A dark-eyed girl smiled. “Fine.”
“Is this your first trip to Europe?”
“Yeah.”
“And you’re excited?”
“Yeah.”
“What are you most excited about seeing?”
She looked pensive. “Well, I guess probably it would have to be the Tower of London, when we stop in London. Or Edinburgh Castle.”
“And what are your future plans, after you get back from Scotland?”
“Well, in the fall, I’ll be enrolling as a freshman at SUNY New Paltz.”
“Tigers rule!”
“Shut up, please, Peter, I’m conducting an interview. Have you decided on your major yet?”
“I was thinking history.”
“Is that thanks to Mr. Dowd?”
“Yeah, I guess.”
“You like Mr. Dowd?”
“Uh-huh, he’s a great teacher.”
“Tigers rule!”
“Peter, I told you—”
A sudden break, then, almost a rupture. In the next scene the kids were at the airport, checking their bags. Ezra’s camera panned back, and suddenly all the red made sense: the children were wearing identical sweatshirts, red sweatshirts, that said PORTER VALLEY REGIONAL HIGH SCHOOL CLASS TRIP, 1988. Underneath was a drawing of a tiger wearing a kilt.

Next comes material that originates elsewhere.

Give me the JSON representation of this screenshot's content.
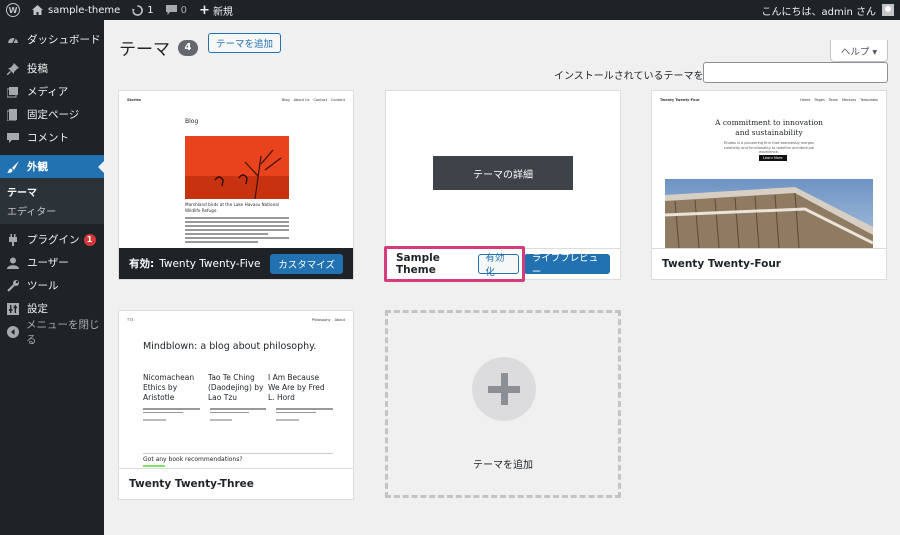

On to the gate. “Everybody together, I want a group shot!” Ezra shouted, and the man with the cap (Mr. Dowd; Larry) gathered them in, along with three pairs of parents. Thirty people, more or less. One girl was very beautiful, red-haired, with intense green eyes. Behind her the boy who had shouted “Tigers rule!” once again shouted “Tigers rule!” He had pimples on his cheeks. To the left, nearer Mr. Dowd, Nadine Kazanjian (already, on the news, Bob had heard about Nadine Kazanjian) put an arm around the shoulders of a short black boy whom Bob also recognized, for there had been a feature about him on CBS: he had suffered from a congenital heart defect.
Bob did not close his eyes. He did not flinch. He was horror-stricken, yes—it wen
t without saying—yet: he could not have turned away even if … even if at that moment Ralph had come storming through the door, dripping wet, as he had in one of Bob’s dreams a few nights earlier. For these faces—he felt as if he needed to study them, if for no other reason than to see if there was anything besides innocence in them, some knowledge, some foreshadowing of their fate. It occurred to him dimly that when he had wondered if Ezra were peddling pornography, he hadn’t been so far off the mark; only this was pornography of a scarier and more insidious kind; this was closer to a snuff film.
It was then that he saw Ralph. At first he wasn’t sure—just a figure passing in the background. Immediately he aimed the remote control, rewound, moved forward again, this time in slow motion. Behind the mob of children and parents a figure moved, wearing a jacket Bob would have recognized anywhere, for it was Ralph’s favorite jacket, a brown leather jacket he’d bought years ago, when he was still a student, and that was now patched on both elbows. With the hypnotic grace of a dancer, Ralph crossed behind the students, glanced briefly at them, then sat down. He carried two bottles of water.
Two.
Someone was sitting next to him.
Again, Bob rewound. The figure to Ralph’s left was blurry. Bob couldn’t even tell if it was male or female; only that Ralph—very distinctly—took one of the water bottles and handed it to … whom? This friend. This unsuspected companion.
Again, a break in the footage. The children were now handing in their boarding passes, waving wild goodbyes as they headed toward the gate. One by one they disappeared, as into a pair of jaws. “Well, that about wraps it up,” Ezra said. “In two weeks’ time, we’ll be back to record the great homecoming. In the meantime, for PVTV, I’m Ezra Hartley. Goodbye, kids, and good luck.”
The footage broke off. Hissing confetti filled the screen. Like a wakened dreamer, Bob started; stood; turned off the VCR. In the bathroom the fan still whirred, though the light had been switched off.